I spent Tuesday in the machine department. There various turned parts are made from metal rods that are loaded into the machines. Parts are made on single-spindle or multi-spindle turning machines. In the morning, I was allowed to help retool one of these machines to make other turned parts. Because the machines are so complex, it took almost the entire morning. When this kind of work is carried out on the machines, there is usually already a completely configured tooling trolley available with all the parts that need to be replaced. This saves time.
The dimensions of the manufactured turned parts are documented at regular intervals in an SPC station to ensure that the manufacturing process is monitored.

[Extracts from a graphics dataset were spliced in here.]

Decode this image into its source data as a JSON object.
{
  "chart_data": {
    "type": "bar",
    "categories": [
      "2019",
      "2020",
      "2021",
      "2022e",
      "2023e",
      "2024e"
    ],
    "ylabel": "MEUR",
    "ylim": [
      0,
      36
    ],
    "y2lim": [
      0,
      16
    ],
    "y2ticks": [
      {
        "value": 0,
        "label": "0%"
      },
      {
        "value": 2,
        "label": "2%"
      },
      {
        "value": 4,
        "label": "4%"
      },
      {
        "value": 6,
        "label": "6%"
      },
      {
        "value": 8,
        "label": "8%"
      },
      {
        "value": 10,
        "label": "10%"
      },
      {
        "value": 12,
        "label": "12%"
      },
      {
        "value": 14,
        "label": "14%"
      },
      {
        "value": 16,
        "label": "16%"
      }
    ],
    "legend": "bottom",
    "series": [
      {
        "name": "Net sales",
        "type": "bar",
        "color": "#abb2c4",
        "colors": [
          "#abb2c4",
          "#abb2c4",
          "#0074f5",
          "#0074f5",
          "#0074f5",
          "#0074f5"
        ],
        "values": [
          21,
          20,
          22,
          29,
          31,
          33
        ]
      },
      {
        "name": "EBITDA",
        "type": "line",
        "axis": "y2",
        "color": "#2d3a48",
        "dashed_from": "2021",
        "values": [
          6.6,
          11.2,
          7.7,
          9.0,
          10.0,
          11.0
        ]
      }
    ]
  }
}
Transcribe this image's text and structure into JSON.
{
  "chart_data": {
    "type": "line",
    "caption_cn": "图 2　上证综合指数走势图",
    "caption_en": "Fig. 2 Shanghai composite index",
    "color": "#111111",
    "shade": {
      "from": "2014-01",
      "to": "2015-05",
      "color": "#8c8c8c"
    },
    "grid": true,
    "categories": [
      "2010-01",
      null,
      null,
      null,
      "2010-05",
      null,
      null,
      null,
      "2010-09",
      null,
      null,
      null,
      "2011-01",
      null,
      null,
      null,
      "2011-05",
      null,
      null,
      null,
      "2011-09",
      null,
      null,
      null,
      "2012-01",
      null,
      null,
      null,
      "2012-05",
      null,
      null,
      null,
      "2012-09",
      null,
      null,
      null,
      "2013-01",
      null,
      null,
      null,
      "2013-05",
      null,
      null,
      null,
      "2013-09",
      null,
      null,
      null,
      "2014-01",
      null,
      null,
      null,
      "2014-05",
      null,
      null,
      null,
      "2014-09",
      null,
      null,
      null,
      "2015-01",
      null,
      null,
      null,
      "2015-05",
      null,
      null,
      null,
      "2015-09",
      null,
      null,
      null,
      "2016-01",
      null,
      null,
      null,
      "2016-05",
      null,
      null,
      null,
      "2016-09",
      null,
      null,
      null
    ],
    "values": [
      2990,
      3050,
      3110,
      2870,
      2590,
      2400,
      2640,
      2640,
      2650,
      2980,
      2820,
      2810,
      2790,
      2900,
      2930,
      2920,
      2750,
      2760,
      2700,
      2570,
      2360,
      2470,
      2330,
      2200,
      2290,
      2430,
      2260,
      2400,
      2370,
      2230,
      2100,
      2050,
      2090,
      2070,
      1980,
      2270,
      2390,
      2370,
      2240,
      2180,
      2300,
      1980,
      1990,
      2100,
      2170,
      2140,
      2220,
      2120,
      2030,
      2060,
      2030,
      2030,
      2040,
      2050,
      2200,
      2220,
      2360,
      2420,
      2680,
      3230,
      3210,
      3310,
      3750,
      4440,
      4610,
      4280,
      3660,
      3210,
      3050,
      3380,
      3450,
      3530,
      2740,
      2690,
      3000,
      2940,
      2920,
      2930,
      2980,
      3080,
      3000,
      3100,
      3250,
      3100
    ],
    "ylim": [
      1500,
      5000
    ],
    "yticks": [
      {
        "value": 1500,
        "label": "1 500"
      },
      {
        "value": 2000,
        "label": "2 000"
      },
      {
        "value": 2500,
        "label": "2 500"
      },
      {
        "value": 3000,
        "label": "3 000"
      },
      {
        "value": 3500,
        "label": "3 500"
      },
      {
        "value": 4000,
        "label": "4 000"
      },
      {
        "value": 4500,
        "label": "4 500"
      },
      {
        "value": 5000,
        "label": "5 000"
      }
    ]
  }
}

The Transco – automatic lathe department was my third port of call. This is where the turned parts are reworked, i.e. the press blanks are made into turned parts in several steps by various tools. This process creates chips, which, if they get caught in the wrong places, can cause the machine to malfunction and stop. One of my jobs was to remove these chips under supervision and to turn the machines back on. I was also allowed to replace the plates that by machining, cut the right contour into the screws. Because oil is used as a coolant in metalworking machines, working on these kinds of machines is a little more difficult.
I spent the fourth day at the thread rolling machines. The produced parts are fed to the threaded rolls where they are then pressed into shape under 10 tonnes of pressure. Operators of these machines always need to ensure that there is no interference caused by trapped screws or sensors that have accidentally tripped. In addition, the machines need to be refitted for other turned parts, and dimensions must be regularly recorded, for example, wobble and various diameters.
Sales was my fifth and last department this week. Here I learned how much behind-the-scenes management is required for a production line. It is important for the sales team to know how many parts are in a shipment at any one time, so that everything can be packaged and delivered on time. However, several quotations are often necessary before a new product can be produced. Steps are also taken to check if the parts can be manufactured to the customer’s specifications. Communication, both with customers and with employees, is the most important factor here.
At the end of the week I can say that I spent a very interesting and informative time at Bilstein & Siekermann®. It's amazing to see how everything has to be taken into account when making a seemingly simple product, such as a screw, and how many different variations of a standard DIN screw there are.